For its part, the City Council has already begun harrumphing and hectoring over the mayor's budget, with some council members protesting the proposed tax hike — "I don't want to give up on trying to fight a property tax increase," said councilman Howard Shook — while others complained about the complexity — "This budget seems to be hinged on several policy changes we haven't even considered," said councilwoman Natalyn Archibong.

But a preceding City Council made a costly change that helped provoke this fiscal calamity, and some current members were on that body. Perhaps longtime members such as Clair Muller and C.T. Martin remember the vote: In 2001, the City Council made a dramatic improvement to the pensions offered to police officers, a colossal move that will haunt taxpayers for decades to come.

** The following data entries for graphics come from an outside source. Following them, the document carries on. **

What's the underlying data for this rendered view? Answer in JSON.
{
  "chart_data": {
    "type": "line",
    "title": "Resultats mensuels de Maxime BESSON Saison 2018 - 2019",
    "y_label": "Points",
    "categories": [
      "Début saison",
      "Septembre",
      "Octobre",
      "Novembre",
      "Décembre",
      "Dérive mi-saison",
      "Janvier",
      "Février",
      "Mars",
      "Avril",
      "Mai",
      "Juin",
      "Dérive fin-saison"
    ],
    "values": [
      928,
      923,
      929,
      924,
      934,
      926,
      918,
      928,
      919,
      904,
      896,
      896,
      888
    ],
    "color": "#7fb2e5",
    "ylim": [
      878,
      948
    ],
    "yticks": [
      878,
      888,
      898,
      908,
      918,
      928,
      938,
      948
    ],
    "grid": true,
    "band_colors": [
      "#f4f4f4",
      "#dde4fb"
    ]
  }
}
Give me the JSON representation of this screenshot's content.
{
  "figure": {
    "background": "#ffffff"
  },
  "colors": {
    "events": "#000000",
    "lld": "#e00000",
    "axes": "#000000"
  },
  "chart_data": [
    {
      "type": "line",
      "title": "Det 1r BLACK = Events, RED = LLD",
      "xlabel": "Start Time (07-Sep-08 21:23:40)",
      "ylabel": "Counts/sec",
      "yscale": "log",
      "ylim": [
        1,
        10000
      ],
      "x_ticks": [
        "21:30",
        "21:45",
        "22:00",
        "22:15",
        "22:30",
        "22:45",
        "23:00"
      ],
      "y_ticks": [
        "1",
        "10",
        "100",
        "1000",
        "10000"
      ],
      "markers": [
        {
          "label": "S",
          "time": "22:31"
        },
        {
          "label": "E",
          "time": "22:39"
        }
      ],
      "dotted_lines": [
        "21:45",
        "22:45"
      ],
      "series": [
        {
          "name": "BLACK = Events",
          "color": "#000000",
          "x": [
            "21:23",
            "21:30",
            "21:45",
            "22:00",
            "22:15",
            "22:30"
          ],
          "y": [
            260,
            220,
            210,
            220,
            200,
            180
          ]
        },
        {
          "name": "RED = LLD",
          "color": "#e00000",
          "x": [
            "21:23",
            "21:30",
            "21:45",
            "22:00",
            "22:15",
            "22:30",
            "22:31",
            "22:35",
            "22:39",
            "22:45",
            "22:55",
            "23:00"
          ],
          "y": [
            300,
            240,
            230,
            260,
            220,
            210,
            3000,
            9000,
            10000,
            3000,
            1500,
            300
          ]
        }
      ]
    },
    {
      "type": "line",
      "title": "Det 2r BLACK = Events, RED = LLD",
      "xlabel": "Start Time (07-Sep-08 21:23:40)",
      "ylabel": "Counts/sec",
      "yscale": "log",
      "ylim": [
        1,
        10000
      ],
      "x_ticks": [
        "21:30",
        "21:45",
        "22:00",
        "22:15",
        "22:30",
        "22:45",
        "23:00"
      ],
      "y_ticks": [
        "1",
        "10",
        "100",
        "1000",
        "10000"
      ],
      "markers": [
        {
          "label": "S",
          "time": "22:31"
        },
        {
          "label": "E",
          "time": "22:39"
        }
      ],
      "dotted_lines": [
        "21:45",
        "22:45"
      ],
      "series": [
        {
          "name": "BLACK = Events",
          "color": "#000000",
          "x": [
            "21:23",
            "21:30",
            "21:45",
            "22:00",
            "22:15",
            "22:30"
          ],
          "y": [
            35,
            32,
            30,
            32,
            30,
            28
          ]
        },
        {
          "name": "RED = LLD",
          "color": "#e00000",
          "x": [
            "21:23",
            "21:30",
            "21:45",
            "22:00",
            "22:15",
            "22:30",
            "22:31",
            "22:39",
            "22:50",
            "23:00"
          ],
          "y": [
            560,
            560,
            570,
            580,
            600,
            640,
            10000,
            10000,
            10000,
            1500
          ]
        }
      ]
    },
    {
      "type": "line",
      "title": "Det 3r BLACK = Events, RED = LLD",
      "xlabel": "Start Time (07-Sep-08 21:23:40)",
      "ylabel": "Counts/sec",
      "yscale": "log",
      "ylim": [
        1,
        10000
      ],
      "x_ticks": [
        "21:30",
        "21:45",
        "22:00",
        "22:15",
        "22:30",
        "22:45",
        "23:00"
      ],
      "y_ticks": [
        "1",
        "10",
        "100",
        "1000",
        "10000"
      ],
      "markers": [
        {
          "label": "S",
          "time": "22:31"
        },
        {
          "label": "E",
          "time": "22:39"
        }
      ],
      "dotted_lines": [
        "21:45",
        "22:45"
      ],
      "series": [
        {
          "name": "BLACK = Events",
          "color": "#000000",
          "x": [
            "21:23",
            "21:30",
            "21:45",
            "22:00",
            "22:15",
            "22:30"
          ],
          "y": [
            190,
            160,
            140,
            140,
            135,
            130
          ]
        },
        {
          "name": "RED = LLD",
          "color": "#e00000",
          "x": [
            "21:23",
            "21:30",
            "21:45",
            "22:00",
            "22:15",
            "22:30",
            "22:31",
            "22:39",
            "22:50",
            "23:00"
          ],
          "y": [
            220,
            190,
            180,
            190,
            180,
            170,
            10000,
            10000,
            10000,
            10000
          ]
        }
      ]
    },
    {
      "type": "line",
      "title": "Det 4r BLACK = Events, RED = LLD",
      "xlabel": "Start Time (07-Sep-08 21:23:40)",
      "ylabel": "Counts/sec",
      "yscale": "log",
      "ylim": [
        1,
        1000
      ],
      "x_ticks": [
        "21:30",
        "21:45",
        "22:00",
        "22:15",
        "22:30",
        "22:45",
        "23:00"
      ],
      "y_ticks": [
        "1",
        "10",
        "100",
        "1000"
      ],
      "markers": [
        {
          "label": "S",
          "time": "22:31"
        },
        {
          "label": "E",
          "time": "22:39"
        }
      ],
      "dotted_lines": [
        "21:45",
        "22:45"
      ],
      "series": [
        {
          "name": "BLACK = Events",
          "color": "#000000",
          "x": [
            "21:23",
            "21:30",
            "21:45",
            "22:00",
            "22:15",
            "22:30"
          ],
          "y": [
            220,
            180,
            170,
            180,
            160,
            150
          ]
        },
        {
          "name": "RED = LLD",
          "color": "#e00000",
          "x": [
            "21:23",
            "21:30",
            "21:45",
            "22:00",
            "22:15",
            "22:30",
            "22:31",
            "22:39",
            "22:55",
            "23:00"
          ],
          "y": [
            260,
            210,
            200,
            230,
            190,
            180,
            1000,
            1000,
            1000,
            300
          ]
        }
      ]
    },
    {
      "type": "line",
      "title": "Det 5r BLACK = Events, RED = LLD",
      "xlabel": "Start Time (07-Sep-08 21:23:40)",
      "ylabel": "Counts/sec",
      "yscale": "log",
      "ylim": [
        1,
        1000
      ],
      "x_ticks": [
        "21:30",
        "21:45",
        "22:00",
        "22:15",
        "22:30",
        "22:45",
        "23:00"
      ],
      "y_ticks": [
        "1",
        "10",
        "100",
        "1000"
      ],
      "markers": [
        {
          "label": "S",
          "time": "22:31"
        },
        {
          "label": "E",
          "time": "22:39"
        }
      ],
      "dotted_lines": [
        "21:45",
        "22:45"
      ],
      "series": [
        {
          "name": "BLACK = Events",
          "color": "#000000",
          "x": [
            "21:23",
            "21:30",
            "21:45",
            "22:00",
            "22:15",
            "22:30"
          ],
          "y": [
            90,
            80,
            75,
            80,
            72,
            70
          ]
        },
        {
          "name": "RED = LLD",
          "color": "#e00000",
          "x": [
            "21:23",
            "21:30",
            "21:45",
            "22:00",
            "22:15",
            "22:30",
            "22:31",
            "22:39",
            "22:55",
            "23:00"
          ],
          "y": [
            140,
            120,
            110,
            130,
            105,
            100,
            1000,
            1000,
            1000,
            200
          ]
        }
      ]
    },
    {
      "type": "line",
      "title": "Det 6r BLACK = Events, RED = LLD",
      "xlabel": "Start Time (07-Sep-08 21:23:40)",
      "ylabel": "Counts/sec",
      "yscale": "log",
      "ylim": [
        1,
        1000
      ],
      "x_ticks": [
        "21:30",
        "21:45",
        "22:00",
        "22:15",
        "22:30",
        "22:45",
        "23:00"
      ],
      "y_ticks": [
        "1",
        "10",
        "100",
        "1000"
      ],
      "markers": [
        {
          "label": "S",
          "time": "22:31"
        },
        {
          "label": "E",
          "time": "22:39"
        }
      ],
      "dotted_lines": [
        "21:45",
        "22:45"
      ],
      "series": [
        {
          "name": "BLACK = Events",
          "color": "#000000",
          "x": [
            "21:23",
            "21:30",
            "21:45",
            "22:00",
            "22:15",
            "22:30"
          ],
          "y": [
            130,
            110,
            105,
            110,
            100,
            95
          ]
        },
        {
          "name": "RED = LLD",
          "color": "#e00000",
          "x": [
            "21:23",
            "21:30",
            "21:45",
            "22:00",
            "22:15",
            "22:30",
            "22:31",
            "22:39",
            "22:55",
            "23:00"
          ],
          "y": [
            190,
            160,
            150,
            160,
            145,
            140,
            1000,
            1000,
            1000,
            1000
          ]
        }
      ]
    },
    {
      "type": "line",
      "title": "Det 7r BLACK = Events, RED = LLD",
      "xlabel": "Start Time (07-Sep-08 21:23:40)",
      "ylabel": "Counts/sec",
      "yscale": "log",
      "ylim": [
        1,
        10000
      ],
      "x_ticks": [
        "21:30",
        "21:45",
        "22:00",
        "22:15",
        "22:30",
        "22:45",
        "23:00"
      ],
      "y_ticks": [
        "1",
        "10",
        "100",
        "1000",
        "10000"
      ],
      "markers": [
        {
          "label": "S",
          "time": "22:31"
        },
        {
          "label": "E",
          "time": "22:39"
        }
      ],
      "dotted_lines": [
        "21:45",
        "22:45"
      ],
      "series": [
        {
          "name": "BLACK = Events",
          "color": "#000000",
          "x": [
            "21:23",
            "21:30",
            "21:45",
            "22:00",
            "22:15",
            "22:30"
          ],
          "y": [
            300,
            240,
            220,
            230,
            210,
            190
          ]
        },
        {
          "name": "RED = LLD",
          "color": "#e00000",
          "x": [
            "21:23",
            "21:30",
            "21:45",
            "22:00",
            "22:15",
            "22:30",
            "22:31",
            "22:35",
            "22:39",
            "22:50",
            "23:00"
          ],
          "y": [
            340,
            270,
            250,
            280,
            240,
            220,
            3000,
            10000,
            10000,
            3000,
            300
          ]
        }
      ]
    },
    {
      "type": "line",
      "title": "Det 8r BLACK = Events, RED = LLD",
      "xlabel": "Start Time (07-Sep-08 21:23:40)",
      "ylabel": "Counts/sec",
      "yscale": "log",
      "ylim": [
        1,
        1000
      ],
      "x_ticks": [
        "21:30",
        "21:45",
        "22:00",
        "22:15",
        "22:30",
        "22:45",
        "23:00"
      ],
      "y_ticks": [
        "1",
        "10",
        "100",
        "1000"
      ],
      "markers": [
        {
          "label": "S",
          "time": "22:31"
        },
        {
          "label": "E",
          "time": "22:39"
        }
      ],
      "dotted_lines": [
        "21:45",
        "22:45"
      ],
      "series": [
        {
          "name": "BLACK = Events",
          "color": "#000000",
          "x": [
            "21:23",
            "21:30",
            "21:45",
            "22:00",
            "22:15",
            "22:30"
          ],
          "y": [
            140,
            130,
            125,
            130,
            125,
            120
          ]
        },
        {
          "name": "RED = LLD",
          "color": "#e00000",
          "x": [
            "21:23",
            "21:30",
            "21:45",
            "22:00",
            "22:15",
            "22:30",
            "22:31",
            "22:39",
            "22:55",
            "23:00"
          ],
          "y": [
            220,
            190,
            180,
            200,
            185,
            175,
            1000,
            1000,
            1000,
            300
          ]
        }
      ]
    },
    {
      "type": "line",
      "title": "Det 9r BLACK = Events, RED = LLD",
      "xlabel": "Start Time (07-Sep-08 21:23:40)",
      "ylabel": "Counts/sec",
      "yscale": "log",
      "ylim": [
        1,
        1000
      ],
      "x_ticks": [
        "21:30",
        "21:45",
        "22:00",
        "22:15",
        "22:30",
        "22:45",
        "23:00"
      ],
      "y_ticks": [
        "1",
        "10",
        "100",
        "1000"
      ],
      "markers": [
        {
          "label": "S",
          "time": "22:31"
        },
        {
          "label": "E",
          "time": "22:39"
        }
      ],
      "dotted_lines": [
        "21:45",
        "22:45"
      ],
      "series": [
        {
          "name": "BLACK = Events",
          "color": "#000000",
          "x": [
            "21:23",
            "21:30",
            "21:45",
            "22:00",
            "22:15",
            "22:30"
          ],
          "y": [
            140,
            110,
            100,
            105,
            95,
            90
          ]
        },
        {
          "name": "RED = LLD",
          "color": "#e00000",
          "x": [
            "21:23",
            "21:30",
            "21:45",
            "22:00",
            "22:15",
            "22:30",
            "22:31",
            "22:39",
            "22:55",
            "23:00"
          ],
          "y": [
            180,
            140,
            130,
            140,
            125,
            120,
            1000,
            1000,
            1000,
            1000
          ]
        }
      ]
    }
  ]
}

Troubled by low police morale and difficulty recruiting new officers, the council caved in to police demands for better benefits by increasing not just salaries but also the "multiplier" for pensions, from 2 percent to 3 percent. At the time, a police officer multiplied his years of service by two; he received that percentage of his salary as his pension. If he worked 20 years and his highest average salary was $50,000 a year, he'd get a pension of 40 percent, or $20,000. Now, the officer multiplies his years of service by three. So that $50,000 salary produces a pension of $30,000.

On top of that, federal regulations now require cities to set aside more money to cover pensions they'll have to pay out in years to come. Those pension burdens, plus soaring health care costs, have strained the city's finances, accounting for the shortfall and forcing dire choices.

But neither of those significant expenditures — pensions or health care — should have come as a surprise. Any accountant should have known that increased benefits would cost the city, and it's the accountant's job to know just when those bills would come due. Somebody was asleep at the switch and ought to be fired.

Atlanta residents are already struggling under the burden of a $4 billion overhaul of the city's ancient sewerage system. The overhaul is absolutely necessary, an ambitious but distinctly unglamorous undertaking that other mayors refused to take on. Franklin was courageous to do it.

But she has already hiked water/sewer rates 70 percent over the past five years, and she has proposed several more. If the council adopts them all, the average household's water bill will have jumped from $50 to $135 over 10 years, a 170 percent increase, according to Atlanta Journal-Constitution reporter D. L. Bennett. That's on top of the additional penny in sales tax charged on items purchased in the city.

Over the past decade, Atlanta has experienced a resurgence, with middle-class residents moving back inside the city limits, shops and restaurants opening and a new vitality energizing older neighborhoods. A property tax hike might not halt the city's momentum, but it sure will dampen residents' enthusiasm for its leadership.